LONDON — Archeologists digging around the site of a future hotel complex in the City of London have made a rare discovery: a Roman statue of an eagle swallowing a snake.
In perfect condition, the bust-sized funerary sculpture was found last month by Museum of London archeologists on the final day of excavations before the site could be built on. The limestone eagle is believed to have been made in the Cotswolds, England, in the late 1st or early 2nd century A.D.
"This really sits among the finest pieces of Romano-British sculpture," said Michael Marshall, finds specialist at the Museum of London Archeology, as he presented the 1,900-year-old bird to reporters inside a cavernous storeroom.

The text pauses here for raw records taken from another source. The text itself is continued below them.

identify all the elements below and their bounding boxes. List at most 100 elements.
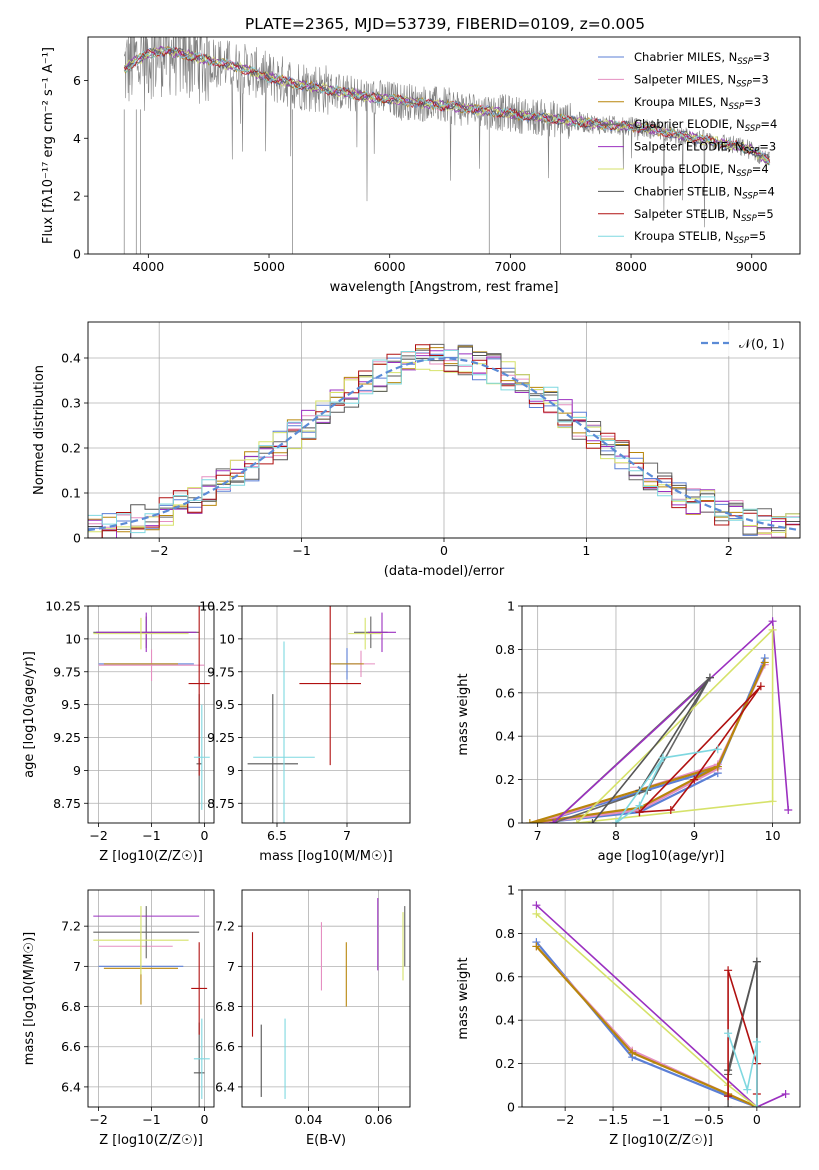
weight-marker (752, 957, 761, 966)
legend-entry: Kroupa MILES, NSSP=3 (634, 95, 761, 112)
x-axis-label: wavelength [Angstrom, rest frame] (330, 280, 559, 295)
x-axis-label: E(B-V) (306, 1133, 346, 1148)
weight-line (638, 685, 762, 813)
legend-subscript: SSP (741, 214, 757, 224)
axes-frame: −2 −1 0 8.75 9 9.25 9.5 9.75 10 10.25 Z [log10(Z/Z… (22, 599, 215, 864)
y-tick-label: 0.2 (495, 772, 515, 787)
legend-text-part: Chabrier STELIB, N (634, 184, 742, 198)
weight-marker (658, 753, 667, 762)
weight-marker (690, 775, 699, 784)
x-axis-label: Z [log10(Z/Z☉)] (99, 849, 203, 864)
legend-entry: Chabrier ELODIE, NSSP=4 (634, 117, 777, 134)
legend-text-part: Kroupa ELODIE, N (634, 162, 736, 176)
legend-entry: 𝒩(0, 1) (739, 336, 785, 351)
observed-spectrum-line (123, 37, 770, 228)
x-tick-label: −1.5 (598, 1112, 628, 1127)
weight-marker (724, 1092, 733, 1101)
x-axis-label: age [log10(age/yr)] (598, 849, 725, 864)
weight-marker (572, 819, 581, 823)
legend-text-part: Salpeter ELODIE, N (634, 140, 744, 154)
y-tick-label: 4 (73, 131, 81, 146)
y-tick-label: 6.4 (215, 1079, 235, 1094)
y-tick-label: 0.6 (495, 685, 515, 700)
y-axis-label: mass [log10(M/M☉)] (22, 932, 37, 1065)
y-tick-label: 2 (73, 189, 81, 204)
x-tick-label: 7000 (494, 259, 526, 274)
x-tick-label: −2 (89, 1112, 107, 1127)
y-axis-label: mass weight (456, 673, 471, 755)
y-tick-label: 7 (227, 959, 235, 974)
y-tick-label: 9 (227, 763, 235, 778)
axes-frame: 4000 5000 6000 7000 8000 9000 0 2 4 6 wavelength [… (41, 36, 801, 295)
y-tick-label: 6 (73, 73, 81, 88)
weight-marker (768, 625, 777, 634)
weight-marker (781, 1089, 790, 1098)
axes-border (521, 605, 801, 824)
weight-line (535, 913, 758, 1107)
weight-marker (743, 1085, 752, 1094)
x-tick-label: 8000 (615, 259, 647, 274)
y-tick-label: 9.75 (207, 664, 235, 679)
x-tick-label: −2 (89, 828, 107, 843)
axes-border (87, 36, 801, 255)
axes-border (87, 321, 801, 539)
legend-text-part: =3 (759, 140, 776, 154)
data-layer (88, 343, 800, 538)
legend-entry: Salpeter ELODIE, NSSP=3 (634, 140, 776, 157)
weight-line (615, 748, 718, 823)
legend-subscript: SSP (745, 124, 761, 134)
weight-marker (525, 819, 534, 823)
x-tick-label: 0 (200, 1112, 208, 1127)
legend-text-part: =5 (749, 229, 766, 243)
x-tick-label: 0.06 (365, 1112, 393, 1127)
x-tick-label: 0 (440, 543, 448, 558)
data-layer (532, 901, 790, 1107)
y-axis-label: Flux [fλ10⁻¹⁷ erg cm⁻² s⁻¹ A⁻¹] (41, 47, 56, 244)
gridlines (88, 605, 214, 823)
data-layer (93, 906, 210, 1107)
gridlines (88, 890, 214, 1107)
axes-spectrum: 4000 5000 6000 7000 8000 9000 0 2 4 6 wavelength [… (41, 36, 801, 295)
gridlines (242, 605, 410, 823)
axes-frame: −2 −1.5 −1 −0.5 0 0 0.2 0.4 0.6 0.8 1 Z [log10(Z/Z☉… (456, 883, 801, 1148)
y-axis-label: age [log10(age/yr)] (22, 651, 37, 778)
x-tick-label: 9000 (736, 259, 768, 274)
weight-marker (768, 617, 777, 626)
x-tick-label: −0.5 (694, 1112, 724, 1127)
x-tick-label: −2 (150, 543, 168, 558)
gridlines (242, 890, 410, 1107)
weight-marker (532, 909, 541, 918)
y-tick-label: 10.25 (199, 599, 235, 614)
weight-marker (724, 966, 733, 975)
legend-text-part: Kroupa MILES, N (634, 95, 729, 109)
legend-subscript: SSP (736, 79, 752, 89)
axes-age_vs_Z: −2 −1 0 8.75 9 9.25 9.5 9.75 10 10.25 Z [log10(Z/Z… (22, 599, 215, 864)
residual-legend: 𝒩(0, 1) (694, 330, 794, 356)
y-tick-label: 9.5 (61, 697, 81, 712)
weight-marker (752, 1103, 761, 1107)
x-tick-label: 10 (765, 828, 781, 843)
legend-text-part: =4 (752, 162, 769, 176)
legend-subscript: SSP (736, 169, 752, 179)
x-tick-label: −1 (142, 1112, 160, 1127)
legend-text-part: =5 (757, 207, 774, 221)
legend-entry: Chabrier MILES, NSSP=3 (634, 50, 770, 67)
weight-line (727, 1032, 758, 1107)
y-axis-label: Normed distribution (32, 365, 47, 495)
weight-line (529, 661, 766, 823)
axes-mass_weight_vs_age: 7 8 9 10 0 0.2 0.4 0.6 0.8 1 age [log10(age/yr)] ma… (456, 599, 801, 864)
y-tick-label: 8.75 (53, 796, 81, 811)
weight-marker (756, 682, 765, 691)
y-tick-label: 7 (73, 959, 81, 974)
legend-entry: Kroupa STELIB, NSSP=5 (634, 229, 766, 246)
weight-marker (549, 819, 558, 823)
y-tick-label: 10 (219, 631, 235, 646)
legend-box (694, 330, 794, 356)
histogram-step-line (88, 349, 800, 534)
x-axis-label: (data-model)/error (384, 564, 505, 579)
axes-frame: 6.5 7 8.75 9 9.25 9.5 9.75 10 10.25 mass [log10(M… (199, 599, 411, 864)
y-tick-label: 6.6 (215, 1039, 235, 1054)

"There are other pieces of comparable quality, but nothing really above it that was made in this country," he said.
MOLA Project Officer Simon Davis, who oversaw the dig, said the eagle was discovered 3 meters (9.8 feet) below ground level in Aldgate, on the edges of a Roman cemetery, by two archeologists who were excavating the site of a known ditch.
"It was a Friday afternoon, when we were just finishing up," said Davis. "We do commonly find pieces of stone in the ground — archeological masonry and different pieces of stonework — which we always check to see if we need to record, keep or discard them.
"When this piece of stone was found originally, the guys set about cleaning it to assess its importance," he said. "When they started to uncover the feathers and the shoulders of the animal itself, they thought at the time: maybe it's an angel, maybe it's a cherub.
"As they cleaned further and further, they found the neck, the feathers and the beak," said Davis. "They realized that it was an eagle."